Plaintiff also argued that Mullins v. Premier Nutrition Corp., 178 F. Supp. 3d 867 (N.D. Cal. 2016) compelled her recovery.  In that case, the plaintiff brought almost identical UCL and CLRA claims against a defendant that had advertised the health benefits of its product.  The court in Mullins found that plaintiff had met her burden to establish that a reasonable jury could find that defendant’s claims were provably false by offering principled, supported critiques of the studies relied upon by defendants.  The Plaintiff in Mullins was also entitled to recover under a theory that the representations were misleading because a reasonable juror could conclude that the “vast weight of the competent evidence establishe[d] that th[e] health claims [were] false.”

The court found that Mullins did not support recovery.  Unlike in Mullins, the Plaintiff failed to offer “principled, supported critique” of “each of the studies finding beneficial effects.”  Nor did Plaintiff challenge the methodology, structure, or independence of any of the studies.  As such, Plaintiff failed to meet her burden of proving falsity.

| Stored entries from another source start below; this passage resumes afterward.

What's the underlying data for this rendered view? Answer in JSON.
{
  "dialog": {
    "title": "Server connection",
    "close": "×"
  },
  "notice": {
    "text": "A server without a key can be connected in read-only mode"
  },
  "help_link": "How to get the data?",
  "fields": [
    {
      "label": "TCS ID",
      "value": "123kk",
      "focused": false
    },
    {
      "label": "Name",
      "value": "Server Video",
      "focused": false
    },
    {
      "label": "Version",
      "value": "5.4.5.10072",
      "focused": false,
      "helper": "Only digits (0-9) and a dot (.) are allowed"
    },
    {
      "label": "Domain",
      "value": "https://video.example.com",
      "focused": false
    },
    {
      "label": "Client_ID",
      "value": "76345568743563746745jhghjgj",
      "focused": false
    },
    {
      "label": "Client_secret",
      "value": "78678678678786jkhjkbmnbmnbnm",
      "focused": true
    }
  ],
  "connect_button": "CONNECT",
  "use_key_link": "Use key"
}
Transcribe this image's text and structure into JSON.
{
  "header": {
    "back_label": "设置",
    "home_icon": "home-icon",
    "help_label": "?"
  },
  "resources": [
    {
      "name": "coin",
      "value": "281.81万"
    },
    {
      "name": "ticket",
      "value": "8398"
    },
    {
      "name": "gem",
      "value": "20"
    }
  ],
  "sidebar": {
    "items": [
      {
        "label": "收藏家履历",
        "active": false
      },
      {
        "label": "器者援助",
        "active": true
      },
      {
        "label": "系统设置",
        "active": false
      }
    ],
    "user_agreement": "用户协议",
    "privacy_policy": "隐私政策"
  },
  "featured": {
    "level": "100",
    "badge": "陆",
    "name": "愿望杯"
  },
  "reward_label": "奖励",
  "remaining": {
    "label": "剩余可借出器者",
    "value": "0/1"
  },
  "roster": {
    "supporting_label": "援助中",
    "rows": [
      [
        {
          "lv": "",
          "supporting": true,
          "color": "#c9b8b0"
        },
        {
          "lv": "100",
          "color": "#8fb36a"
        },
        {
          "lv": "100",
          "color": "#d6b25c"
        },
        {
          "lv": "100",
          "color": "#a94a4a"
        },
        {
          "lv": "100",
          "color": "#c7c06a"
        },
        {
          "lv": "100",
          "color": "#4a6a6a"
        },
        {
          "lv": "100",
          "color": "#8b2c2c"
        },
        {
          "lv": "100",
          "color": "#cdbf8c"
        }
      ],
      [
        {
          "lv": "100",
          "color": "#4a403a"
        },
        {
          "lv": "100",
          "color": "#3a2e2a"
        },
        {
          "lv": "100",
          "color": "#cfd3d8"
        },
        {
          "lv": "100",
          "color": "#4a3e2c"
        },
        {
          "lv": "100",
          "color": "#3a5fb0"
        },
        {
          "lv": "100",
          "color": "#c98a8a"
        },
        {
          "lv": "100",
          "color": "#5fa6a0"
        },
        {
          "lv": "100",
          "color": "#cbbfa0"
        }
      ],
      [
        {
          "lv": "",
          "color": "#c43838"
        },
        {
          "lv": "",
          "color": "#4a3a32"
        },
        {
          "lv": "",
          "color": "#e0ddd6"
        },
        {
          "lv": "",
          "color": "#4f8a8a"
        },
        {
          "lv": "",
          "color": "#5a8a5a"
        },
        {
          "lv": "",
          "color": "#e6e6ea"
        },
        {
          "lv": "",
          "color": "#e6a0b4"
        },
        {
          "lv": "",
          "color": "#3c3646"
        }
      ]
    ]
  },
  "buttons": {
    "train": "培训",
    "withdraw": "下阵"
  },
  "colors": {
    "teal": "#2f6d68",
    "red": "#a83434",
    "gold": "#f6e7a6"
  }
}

For these reasons, the court held that Defendants were entitled to summary adjudication as to Plaintiff’s UCL and CLRA claims.  The court also granted Defendants’ motion with regards to Plaintiff’s UTPA claim and breach of express warranty claim finding that Plaintiff had failed to identify any express warranty.

Takeaway.  Companies should carefully consider which scientific evidence they use to support defenses in false advertising cases, and should be on the lookout for outside studies that may challenge the methodology, structure, or independence of proffered scientific evidence.